A lanciare l'allarme è la Fipe che parla di un dato "storico" per i pubblici esercizi in Italia, soprattutto se si considera che sono sempre piu' numerose le attivita' di ristorazione rilevate da imprenditori che non sempre vantano le stesse storiche caratteristiche professionali (nelle grandi aree urbane quasi una nuova impresa su due ha un titolare straniero). Da qui, il rischio di veder cambiare profondamente le caratteristiche del modello di offerta sia in termini di prodotto/servizio che di qualita'.

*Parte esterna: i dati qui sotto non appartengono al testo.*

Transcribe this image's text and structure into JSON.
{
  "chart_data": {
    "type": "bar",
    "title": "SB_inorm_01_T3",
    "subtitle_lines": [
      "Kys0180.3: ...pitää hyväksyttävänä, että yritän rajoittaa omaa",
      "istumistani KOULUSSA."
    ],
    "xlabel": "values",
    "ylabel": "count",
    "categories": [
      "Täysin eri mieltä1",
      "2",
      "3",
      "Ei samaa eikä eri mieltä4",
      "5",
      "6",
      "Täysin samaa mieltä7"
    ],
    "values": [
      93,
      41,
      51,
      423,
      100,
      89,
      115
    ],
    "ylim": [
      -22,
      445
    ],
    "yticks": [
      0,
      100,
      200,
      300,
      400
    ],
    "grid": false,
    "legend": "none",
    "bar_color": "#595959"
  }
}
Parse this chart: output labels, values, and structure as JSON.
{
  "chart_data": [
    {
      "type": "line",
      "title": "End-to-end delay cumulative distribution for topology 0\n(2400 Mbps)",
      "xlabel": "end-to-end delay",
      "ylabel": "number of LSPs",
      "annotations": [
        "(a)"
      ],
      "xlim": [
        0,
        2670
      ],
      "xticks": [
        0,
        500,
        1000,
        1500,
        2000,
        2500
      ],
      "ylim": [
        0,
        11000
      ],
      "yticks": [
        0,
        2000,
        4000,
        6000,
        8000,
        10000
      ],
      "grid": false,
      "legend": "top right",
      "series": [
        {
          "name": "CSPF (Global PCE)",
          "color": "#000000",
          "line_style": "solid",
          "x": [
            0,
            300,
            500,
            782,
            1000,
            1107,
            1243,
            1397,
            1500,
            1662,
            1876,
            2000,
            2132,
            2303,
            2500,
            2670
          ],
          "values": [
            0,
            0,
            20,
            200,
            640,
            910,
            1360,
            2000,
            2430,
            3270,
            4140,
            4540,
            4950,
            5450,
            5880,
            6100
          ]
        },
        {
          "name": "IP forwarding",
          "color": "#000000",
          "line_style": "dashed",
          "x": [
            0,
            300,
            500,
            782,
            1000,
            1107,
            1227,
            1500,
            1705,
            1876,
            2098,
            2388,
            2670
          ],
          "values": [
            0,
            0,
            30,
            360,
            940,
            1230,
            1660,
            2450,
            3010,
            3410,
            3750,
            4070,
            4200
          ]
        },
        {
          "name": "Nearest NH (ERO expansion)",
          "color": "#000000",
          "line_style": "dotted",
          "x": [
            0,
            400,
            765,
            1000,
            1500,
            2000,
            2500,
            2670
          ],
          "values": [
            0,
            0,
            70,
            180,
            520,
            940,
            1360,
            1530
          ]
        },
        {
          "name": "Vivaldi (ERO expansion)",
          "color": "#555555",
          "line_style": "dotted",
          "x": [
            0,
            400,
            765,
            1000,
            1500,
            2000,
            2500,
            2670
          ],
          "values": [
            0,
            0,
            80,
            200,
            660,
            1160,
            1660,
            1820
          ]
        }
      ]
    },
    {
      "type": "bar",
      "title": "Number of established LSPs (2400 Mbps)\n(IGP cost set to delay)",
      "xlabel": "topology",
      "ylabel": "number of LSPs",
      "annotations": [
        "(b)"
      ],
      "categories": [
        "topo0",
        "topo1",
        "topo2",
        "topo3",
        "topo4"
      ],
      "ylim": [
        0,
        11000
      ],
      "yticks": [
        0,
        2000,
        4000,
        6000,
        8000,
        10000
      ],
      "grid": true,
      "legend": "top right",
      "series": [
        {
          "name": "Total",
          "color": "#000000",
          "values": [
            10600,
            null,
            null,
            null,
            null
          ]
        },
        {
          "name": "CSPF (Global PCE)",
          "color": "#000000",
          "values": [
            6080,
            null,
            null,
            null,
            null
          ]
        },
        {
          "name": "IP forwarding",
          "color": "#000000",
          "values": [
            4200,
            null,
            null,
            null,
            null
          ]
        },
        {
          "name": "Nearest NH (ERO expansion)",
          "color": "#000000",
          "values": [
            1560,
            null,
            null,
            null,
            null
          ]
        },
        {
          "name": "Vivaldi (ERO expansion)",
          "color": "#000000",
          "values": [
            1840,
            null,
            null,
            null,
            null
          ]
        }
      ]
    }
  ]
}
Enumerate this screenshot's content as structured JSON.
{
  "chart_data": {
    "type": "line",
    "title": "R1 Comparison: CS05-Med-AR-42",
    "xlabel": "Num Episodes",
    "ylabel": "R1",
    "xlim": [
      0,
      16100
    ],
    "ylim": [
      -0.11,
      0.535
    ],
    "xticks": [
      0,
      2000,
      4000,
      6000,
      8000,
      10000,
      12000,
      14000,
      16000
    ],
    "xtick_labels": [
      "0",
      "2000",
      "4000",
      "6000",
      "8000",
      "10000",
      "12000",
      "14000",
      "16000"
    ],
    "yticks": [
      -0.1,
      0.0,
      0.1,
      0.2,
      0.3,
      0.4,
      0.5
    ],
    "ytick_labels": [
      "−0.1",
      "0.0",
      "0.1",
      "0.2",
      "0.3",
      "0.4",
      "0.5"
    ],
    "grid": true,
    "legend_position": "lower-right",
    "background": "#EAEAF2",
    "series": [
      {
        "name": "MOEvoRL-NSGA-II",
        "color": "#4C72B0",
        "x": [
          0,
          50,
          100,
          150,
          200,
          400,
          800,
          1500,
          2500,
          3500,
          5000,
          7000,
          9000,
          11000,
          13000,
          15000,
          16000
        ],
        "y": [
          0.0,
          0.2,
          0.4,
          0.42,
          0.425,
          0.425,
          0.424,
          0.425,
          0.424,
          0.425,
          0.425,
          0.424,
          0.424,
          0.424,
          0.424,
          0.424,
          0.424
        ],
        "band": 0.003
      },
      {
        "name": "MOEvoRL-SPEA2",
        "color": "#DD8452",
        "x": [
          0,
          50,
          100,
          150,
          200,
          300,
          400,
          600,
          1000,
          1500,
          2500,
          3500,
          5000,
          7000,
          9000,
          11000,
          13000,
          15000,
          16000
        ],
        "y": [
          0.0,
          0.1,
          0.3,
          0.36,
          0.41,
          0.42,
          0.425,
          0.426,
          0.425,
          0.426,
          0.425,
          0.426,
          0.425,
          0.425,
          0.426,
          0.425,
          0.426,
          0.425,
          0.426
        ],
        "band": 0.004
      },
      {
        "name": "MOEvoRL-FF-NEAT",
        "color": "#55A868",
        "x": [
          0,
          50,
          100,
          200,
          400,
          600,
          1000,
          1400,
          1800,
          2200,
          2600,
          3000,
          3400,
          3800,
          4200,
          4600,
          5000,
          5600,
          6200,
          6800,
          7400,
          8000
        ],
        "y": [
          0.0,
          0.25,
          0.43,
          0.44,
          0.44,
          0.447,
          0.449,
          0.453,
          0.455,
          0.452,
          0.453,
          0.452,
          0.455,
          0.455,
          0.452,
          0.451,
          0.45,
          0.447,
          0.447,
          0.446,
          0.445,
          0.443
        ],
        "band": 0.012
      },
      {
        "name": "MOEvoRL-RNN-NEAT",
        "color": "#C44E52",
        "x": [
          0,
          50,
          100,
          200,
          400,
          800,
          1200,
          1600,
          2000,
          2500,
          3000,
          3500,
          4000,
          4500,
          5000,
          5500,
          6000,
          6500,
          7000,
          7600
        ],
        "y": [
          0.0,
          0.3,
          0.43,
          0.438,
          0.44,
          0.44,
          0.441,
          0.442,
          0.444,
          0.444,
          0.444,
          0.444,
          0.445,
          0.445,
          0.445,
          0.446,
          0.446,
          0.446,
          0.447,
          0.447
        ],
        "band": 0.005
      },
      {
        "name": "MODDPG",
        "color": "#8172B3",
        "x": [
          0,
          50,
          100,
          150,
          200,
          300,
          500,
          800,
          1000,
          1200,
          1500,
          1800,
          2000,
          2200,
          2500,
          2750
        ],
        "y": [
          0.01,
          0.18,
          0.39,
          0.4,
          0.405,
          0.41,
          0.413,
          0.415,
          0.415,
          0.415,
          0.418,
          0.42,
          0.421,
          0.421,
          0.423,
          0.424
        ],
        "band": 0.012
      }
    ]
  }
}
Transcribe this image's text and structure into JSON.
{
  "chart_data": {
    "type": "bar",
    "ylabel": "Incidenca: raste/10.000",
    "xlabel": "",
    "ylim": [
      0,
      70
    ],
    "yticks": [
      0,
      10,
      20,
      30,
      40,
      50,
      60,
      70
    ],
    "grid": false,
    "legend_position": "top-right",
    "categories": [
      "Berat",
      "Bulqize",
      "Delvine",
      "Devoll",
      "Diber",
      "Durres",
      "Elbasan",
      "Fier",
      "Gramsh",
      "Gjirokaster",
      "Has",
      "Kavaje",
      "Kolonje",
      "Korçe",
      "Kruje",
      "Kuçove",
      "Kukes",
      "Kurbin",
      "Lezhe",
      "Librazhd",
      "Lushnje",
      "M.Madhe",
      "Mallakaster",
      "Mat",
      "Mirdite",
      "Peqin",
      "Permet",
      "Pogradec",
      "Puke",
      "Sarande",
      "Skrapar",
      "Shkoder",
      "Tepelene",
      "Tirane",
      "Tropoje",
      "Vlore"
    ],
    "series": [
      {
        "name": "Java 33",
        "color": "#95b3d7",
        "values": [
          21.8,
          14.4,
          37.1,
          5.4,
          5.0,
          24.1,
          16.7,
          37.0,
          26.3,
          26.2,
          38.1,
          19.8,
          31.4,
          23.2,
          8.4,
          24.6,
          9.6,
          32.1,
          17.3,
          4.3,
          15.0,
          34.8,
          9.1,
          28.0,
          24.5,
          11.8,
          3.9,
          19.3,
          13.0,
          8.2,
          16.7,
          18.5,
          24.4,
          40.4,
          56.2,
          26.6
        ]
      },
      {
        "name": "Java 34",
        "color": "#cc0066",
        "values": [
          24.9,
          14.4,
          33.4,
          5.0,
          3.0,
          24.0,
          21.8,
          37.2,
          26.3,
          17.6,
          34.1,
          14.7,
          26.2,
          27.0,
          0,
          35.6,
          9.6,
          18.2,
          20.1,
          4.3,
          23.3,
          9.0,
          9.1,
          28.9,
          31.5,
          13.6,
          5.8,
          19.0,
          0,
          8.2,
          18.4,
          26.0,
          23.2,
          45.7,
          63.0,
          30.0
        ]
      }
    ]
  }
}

La perdita dell'occupazione si concentra quasi totalmente tra i lavoratori indipendenti (-13.500 unita'), mentre la flessione del lavoro dipendente e' stata contenuta in circa 2.700 unita'. Il 2009 interrompe quindi, secondo la federazione, una striscia positiva di incrementi occupazionali che durava dal 1999. L'esaurimento della capacita' della ristorazione, ma piu' in generale dell'intero terziario di mercato, di creare nuovi posti di lavoro, magari anche assorbendo lavoratori espulsi da altri settori di attivita', costituisce una seria ipoteca sulle prospettive di tenuta e crescita dei livelli occupazionali del Paese. Il valore aggiunto di settore e' diminuito dell'1,2%, una perdita di 340 milioni di euro e continua la serie negativa della produttivita' con una flessione di mezzo punto percentuale. "Queste perdite di professionalita' - ha osservato il presidente della Fipe, Lino Stoppani - sono un danno per chi vive personalmente questo trauma, ma anche un danno per tutta la collettivita'. Esiste il serio rischio - ha aggiunto - che il settore subisca una de-qualificazione inquietante, perche' spesso questi nuovi ingressi hanno una minore professionalita' di chi esce dal settore". Se si guarda poi ai consumi in generale, secondo la Fipe, la sforbiciata delle famiglie vale 14 miliardi di euro, al netto dell'inflazione. I settori piu' colpiti sono l'arredamento, l'alimentare e l'abbigliamento. Perdite pesanti si sono registrate anche nelle spese per attivita' ricreative e culturali (-1,7 miliardi di euro) e per alberghi e pubblici esercizi (- 2 miliardi di euro). Se il livello generale dei consumi e' tornato indietro di 4-5 anni, arretramenti piu' consistenti si sono avuti per alcune funzioni di spesa. Nei consumi alimentari l'Italia e' tornata ai livelli di dieci anni fa, mentre su abbigliamento/calzature e arredamento il salto all'indietro e' addirittura di 15 anni (1995). La spesa per giornali e libri e' tornata invece ai livelli del 1982.

Guadagnano terreno solo le cosiddette spese obbligate (abitazione e sanita') e quelle per i trasporti trainate dall'effetto incentivi. La crescita della spesa per l'istruzione va invece interpretata positivamente come misura della volonta' delle famiglie di non rinunciare ad investire sul futuro dei propri figli.